Digital Cinema Technology Adoption Curve
The US market, if not Europe as well, is in the late adopter stage. Manufacturers are selling to a different market than before. Today’s buyers are less in a rush to get the latest and greatest, and more concerned about what it will cost to own and operate. The concern is real, as nearly all exhibitors point to higher operating costs with digital projectors than with film projectors. As a result, Barco hands out sophisticated spreadsheets that allow buyers to compare cost of ownership based on published numbers. Christie advertises more efficient xenon lamps available only for its projectors. And Sony is introducing a smaller projector that uses low cost mercury lamps.
Laser illumination has a role here, too. However, laser illumination has several challenges noted in earlier reports, notably the metamerism problem, worldwide regulatory issues, and the economics of a technology with a high capex versus the high opex of standard xenon technology. Manufacturer estimates indicate that the average payback period for laser illuminators is around 8 years, which is likely to be higher than exhibitors are willing to bet on. Payback is achieved when the upfront capex for laser illumination equals the opex savings that occur by not using consumable xenon lamps and the power savings achieved through laser efficiency.
Of the technologies that are about to enter the market, Sony’s move to use mercury lamps is perhaps the most controversial. Mercury lamps are efficient with light, and multiple lamps are used, which allows the show to go on even when one lamp fails. The controversy, however, is that of spectrum. Pictures being worth 1000 words, we defer to the illustrations below. The first diagram shows the uniformity of spectrum offered by Xenon lamps.

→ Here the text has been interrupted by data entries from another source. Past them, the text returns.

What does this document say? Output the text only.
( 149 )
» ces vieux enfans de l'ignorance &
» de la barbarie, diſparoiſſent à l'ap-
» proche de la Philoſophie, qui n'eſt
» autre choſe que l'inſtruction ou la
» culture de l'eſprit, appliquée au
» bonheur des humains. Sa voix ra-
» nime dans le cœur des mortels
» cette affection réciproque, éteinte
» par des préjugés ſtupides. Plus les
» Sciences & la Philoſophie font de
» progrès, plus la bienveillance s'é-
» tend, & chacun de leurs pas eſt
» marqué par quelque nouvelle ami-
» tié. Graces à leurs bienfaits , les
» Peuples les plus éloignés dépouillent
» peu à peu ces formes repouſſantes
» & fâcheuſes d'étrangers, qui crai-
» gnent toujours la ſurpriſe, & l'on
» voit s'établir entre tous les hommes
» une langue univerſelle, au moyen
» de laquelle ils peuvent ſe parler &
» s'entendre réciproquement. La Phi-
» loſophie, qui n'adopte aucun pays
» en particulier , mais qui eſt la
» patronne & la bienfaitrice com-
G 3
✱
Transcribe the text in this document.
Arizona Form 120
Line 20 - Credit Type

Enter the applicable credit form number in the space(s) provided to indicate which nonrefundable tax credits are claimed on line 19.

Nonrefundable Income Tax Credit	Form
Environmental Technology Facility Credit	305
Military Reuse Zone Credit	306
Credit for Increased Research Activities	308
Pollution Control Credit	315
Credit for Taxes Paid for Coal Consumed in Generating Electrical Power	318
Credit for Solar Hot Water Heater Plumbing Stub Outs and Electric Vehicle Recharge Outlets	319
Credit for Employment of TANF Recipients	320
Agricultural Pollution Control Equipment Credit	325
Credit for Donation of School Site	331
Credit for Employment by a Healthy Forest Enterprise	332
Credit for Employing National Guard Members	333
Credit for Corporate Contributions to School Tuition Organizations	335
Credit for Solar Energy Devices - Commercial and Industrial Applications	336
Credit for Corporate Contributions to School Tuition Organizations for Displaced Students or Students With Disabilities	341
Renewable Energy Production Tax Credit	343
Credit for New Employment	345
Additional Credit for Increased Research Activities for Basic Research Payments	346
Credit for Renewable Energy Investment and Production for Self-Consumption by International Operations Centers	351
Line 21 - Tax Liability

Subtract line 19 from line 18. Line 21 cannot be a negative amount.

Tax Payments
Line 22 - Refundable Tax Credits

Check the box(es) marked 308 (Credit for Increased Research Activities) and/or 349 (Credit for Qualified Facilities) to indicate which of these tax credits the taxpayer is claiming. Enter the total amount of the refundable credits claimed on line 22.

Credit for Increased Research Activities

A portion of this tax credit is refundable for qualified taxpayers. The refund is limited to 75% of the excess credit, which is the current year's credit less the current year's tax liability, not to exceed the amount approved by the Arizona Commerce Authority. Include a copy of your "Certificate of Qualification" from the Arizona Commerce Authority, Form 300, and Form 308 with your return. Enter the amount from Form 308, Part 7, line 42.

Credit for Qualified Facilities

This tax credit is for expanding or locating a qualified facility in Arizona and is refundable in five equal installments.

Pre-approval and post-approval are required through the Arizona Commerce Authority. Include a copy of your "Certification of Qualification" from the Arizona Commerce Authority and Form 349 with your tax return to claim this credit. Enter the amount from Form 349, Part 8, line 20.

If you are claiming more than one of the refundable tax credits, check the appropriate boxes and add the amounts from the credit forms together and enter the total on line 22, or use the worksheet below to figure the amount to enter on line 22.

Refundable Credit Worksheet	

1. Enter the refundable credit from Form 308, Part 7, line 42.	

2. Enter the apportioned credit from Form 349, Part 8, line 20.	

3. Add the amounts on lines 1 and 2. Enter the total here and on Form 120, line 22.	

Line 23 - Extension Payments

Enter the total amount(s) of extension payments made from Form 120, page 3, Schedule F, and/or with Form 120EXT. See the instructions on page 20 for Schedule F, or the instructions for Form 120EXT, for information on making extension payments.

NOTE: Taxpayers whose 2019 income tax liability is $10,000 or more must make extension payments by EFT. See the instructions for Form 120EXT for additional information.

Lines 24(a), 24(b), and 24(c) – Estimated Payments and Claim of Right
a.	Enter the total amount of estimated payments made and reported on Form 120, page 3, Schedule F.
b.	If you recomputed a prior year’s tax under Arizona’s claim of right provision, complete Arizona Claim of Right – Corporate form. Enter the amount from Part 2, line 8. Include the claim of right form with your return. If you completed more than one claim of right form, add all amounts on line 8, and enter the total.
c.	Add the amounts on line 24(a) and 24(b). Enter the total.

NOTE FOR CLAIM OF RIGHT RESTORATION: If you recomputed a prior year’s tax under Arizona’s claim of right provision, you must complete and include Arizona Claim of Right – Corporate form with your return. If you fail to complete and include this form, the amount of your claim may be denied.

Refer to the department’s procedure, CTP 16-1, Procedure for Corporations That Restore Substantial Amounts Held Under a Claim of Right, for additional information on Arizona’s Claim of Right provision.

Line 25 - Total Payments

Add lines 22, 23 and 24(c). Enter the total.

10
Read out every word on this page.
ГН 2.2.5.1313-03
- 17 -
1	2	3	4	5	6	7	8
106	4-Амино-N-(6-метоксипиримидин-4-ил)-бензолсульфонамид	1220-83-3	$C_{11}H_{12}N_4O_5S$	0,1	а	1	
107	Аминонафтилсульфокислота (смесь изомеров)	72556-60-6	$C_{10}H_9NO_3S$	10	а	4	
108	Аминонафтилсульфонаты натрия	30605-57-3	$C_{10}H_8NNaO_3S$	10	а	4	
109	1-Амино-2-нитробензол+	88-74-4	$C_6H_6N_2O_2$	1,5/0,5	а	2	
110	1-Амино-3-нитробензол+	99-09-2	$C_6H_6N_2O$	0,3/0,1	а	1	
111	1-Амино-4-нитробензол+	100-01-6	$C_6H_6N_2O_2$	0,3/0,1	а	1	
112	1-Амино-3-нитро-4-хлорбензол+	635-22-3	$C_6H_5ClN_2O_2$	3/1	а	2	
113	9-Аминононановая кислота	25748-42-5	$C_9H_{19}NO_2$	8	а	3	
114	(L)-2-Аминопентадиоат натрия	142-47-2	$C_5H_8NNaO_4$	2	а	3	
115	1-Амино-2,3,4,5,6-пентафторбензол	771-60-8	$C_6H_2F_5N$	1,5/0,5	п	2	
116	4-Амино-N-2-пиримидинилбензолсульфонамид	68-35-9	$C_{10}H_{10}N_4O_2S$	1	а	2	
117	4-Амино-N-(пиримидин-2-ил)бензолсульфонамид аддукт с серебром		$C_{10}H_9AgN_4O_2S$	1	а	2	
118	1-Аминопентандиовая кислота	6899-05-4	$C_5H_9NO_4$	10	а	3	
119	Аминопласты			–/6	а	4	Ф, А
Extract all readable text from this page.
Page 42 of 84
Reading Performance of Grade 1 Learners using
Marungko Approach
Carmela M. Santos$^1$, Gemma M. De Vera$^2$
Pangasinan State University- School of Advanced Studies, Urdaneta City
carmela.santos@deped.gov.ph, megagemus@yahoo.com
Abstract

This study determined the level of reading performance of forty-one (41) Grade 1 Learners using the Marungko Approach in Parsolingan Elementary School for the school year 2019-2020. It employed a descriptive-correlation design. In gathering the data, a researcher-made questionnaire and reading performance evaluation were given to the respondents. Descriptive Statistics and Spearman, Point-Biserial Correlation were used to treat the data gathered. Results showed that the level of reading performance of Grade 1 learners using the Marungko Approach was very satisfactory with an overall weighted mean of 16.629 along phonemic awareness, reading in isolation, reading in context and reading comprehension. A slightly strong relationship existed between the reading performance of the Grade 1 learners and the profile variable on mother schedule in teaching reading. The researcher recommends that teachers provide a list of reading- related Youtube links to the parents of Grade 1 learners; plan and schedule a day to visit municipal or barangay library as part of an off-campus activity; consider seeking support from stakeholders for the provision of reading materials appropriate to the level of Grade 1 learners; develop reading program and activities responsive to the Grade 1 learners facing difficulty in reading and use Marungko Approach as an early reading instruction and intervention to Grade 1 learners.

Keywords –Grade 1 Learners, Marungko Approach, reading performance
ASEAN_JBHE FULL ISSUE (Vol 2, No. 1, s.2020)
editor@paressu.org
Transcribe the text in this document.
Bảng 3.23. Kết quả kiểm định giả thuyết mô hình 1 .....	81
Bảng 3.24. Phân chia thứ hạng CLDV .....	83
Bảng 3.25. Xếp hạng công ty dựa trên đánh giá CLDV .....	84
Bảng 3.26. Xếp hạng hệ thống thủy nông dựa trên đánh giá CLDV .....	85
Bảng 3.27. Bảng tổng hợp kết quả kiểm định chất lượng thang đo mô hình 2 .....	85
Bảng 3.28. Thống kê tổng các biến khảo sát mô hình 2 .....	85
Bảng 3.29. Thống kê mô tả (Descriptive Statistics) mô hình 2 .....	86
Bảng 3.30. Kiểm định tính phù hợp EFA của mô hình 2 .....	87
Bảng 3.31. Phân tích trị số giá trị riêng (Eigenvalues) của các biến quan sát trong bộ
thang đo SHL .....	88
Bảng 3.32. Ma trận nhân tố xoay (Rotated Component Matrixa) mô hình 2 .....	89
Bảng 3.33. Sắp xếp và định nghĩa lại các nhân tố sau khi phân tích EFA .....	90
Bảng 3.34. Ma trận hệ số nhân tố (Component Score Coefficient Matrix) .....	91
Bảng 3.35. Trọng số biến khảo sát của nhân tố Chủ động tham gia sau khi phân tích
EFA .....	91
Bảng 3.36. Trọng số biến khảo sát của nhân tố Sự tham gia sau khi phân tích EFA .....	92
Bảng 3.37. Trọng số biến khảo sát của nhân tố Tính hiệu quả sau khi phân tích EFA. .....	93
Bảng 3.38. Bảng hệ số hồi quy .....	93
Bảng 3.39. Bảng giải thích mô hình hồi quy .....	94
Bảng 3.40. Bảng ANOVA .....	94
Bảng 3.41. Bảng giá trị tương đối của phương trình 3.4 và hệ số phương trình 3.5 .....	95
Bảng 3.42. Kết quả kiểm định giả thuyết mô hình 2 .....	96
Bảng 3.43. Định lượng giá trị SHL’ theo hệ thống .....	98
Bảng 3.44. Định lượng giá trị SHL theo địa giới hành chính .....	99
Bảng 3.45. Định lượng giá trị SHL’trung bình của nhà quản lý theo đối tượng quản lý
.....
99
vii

Xenon Spectral Distribution
(courtesy of Zeiss)
Mercury lamps, on the other hand, do not exhibit a spectrum that is anything near uniform, as can be seen below.
High Pressure Mercury Vapor Arc-Discharge Spectral Distribution
(courtesy of Zeiss)
The fact that extensive filtering is necessary to flatten the mercury lamp spectrum is obvious. In a recent demo of a Sony prototype, this author observed both a yellow cast and a cyan cast, depending on light level, indicating that Sony still has some work to do. Competitors believe that once the spectrum is flattened, the efficiency of the lamps will be eliminated. While Sony has pulled rabbits out of hats before, solving this one may require some real magic.